The best solutions seem clearly to be some combination of more efficient retrospective funding (e.g. buying patents, prizes and so on, and also getting other countries to pitch in more), and also reducing the development costs because a lot of them are due to government imposing gigantic costs for little or no benefit.
The bill also contains a $2,000 prescription drug out-of-pocket cap for seniors. Many seniors will therefore (1) notice that they will definitely hit the cap and therefore (2) stop caring at all about out-of-pocket costs, so for those who need a lot of drugs all the costs are effectively set to zero. This means those with the highest costs will become completely price insensitive. That does seem like rather horrible mechanism design, and people might be sleeping on how bad the impact might be.
Good News, Bad News
It is generally a worthwhile exercise to notice when things are tangled messes of non-ideal solutions and accounting gimmicks and mood affectation, to stop and point this out and to understand exactly how things are likely to be messed up. There was no mechanism that seemed like it would have reliably stopped these provisions if they had been an order of magnitude or two worse, and indeed the original BBB bill seemed to have a number of things in that category.
That does not mean the overall package is bad news on the margin, nor were these criticisms claims that it was, they were more like claims that if it had been sufficiently bad no one else would have noticed or stopped it. Which seems right.
Given the source of these criticisms, we cannot be confident that there aren’t other larger bad effects we have not noticed, which should be worrisome. Given the mechanism designs I’ve seen are universally terrible, one should assume similarly terrible other mechanism designs.
Yet as far as politics goes, the package still seems well above expectations.
I'm surprised that the phrase moral maze doesn't appear at all in the post. Rules that punish big corporations but don't punish smaller ones tend to push the world in a direction with fewer maze levels.

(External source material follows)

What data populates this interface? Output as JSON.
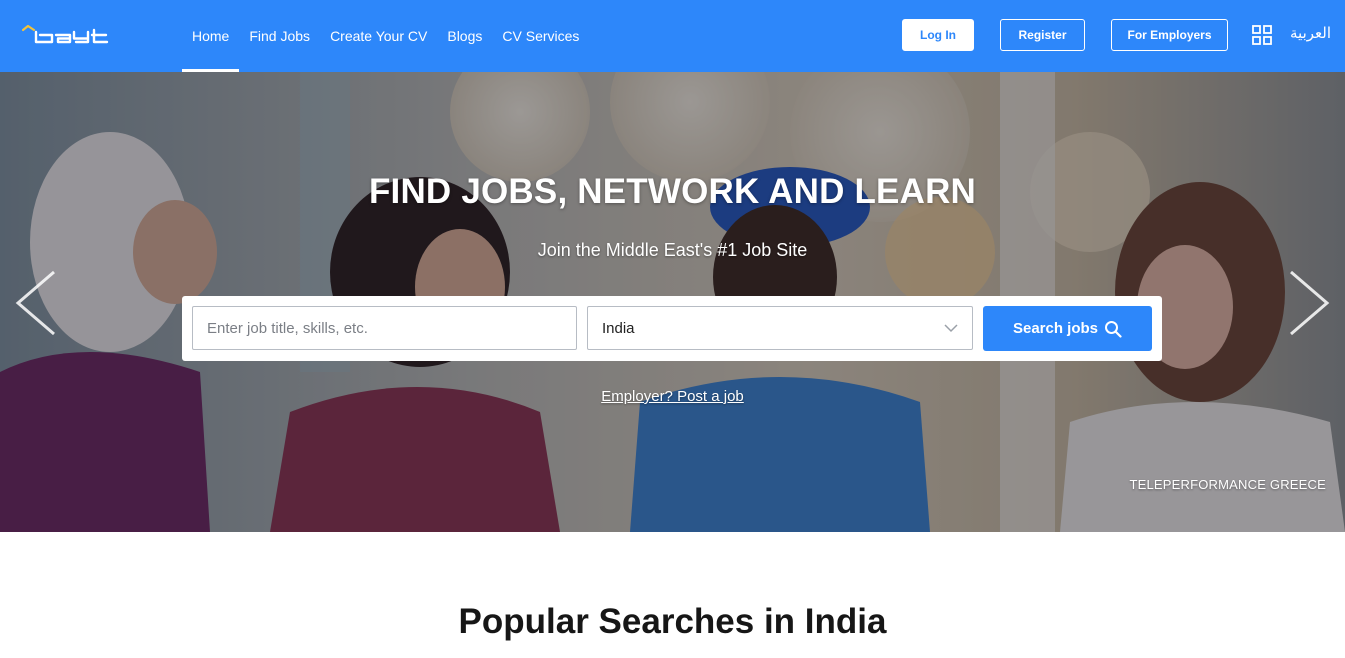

Upvoted, but disagree. The addition of complexity and arbitrary (and movable!) cut-off levels adds fear and weird incentives to those near the margin, including those below it. Also, modern mazes infect across the procurement/services/contracting web, so even if ONLY the biggest companies are directly impacted, they'll work their contracts, acquisitions, warrants, and operations to minimize their liability while adding Molochian pressure to everyone involved (which is everyone).
The general mechanism for stopping provisions that are an order of magnitude or two worse is lobbying and in this case, that's likely exactly what happened. The original BBB bill had a bunch of those things and then lobbyists came and fought the bill.
Lobbyist power is not absolute and there will be policies that damage business interests that lobbyists can't prevent. On the other hand, at present Washington does to me not look like a place where lobbyists have too little power.
Is it at all possible that the bill could promote greater honesty towards investors? After all, if you're taxed on book income you're that much less likely to make it appear to investors that your company is more profitable than it really is. Not saying thus will necessarily happen, but certainly worth watching and keeping an open mind.
I'm not sure how much different taxing book income is from reversing a key provision in the TCJA from 2017 - namely, the TCJA raised the income threshold where companies are required to use an accrual basis to report income.